At about 8:20 pm, mayoral front-runner Charlie Hales gave the only speech he would give all evening. His victory celebration in tonight's mayoral primary was much like the campaign he has run—low key and lacking in drama.
He pledged to focus on nuts-and-bolts issues like access to pre-school and cleaning up the Willamette River.
"Let's finish this good work out of our love for Portland," Hales said. "Let's focus on substance not soundbites; results and not rhetoric and let's make this great place even better."
Dressed in a blue Oxford-cloth shirt, khakis and penny-loafers, Hales spent a relaxed evening at his campaign headquarters on Southeast grand Avenue, schmoozing with supporters who drifted in and out, grabbing hot dogs and shaved ice from sidewalk vendors.
The hand-written results showed him nine points ahead of State Rep. Jefferson Smith (D-Portland) and 15 ahead of businesswoman Eileen Brady never changed, which also mirrored the steady nature of Hales' campaign.
"Charlie was like a steam-engine gathering speed in this race," says his campaign treasurer, Mike Lindberg, who served three terms on the Portland City Council. "It took him a while to get up to speed."
Lindberg pointed to a couple of key points in the campaign, which he says helped Hales chug past Brady, the early leader.

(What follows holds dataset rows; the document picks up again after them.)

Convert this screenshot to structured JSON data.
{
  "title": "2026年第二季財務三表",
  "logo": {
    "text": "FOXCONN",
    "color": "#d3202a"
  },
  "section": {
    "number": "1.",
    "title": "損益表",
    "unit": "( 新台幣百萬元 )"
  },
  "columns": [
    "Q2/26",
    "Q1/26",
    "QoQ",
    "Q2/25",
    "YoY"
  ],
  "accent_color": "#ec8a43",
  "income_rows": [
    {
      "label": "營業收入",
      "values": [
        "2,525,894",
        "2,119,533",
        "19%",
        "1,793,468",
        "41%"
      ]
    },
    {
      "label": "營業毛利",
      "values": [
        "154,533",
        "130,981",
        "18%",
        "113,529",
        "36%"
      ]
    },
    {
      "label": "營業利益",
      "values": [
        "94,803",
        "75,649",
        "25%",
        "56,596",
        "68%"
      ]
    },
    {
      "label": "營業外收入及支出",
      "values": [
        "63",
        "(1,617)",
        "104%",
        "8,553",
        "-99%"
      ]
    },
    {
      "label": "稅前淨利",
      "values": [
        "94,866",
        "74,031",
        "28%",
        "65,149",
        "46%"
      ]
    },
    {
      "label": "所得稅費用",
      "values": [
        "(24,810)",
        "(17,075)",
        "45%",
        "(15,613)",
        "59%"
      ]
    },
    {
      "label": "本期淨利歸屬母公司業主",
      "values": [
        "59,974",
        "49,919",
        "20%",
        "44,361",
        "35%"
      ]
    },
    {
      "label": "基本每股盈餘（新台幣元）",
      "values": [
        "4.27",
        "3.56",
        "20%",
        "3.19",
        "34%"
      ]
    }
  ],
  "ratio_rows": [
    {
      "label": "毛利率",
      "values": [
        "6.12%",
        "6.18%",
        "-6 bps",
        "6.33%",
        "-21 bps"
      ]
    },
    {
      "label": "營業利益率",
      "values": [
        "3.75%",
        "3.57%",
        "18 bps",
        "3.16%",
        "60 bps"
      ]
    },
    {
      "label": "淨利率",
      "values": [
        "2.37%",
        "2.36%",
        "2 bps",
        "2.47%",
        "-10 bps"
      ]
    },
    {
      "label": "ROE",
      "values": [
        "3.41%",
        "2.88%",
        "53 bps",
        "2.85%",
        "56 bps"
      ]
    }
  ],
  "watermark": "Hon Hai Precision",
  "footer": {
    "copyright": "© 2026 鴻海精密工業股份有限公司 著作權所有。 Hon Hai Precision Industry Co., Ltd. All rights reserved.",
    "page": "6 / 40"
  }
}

Lindberg thought the endorsement of former Mayor Vera Katz really helped Hales. "Most endorsements don't make a difference," Lindberg says. "That one did. Then for Charlie to get the endorsements of The Oregonian, Willamette Week and the Mercury and The Skanner, that's an unusual combination."
"It's a quirky town," Lindberg says. "The day Eileen said 'I'm going to spend $1 million in the primary'—not only don't you do that, but you don't say it."
As he finished speaking, a Portland streetcar—the thing with which Hales is most closely associated—rolled by.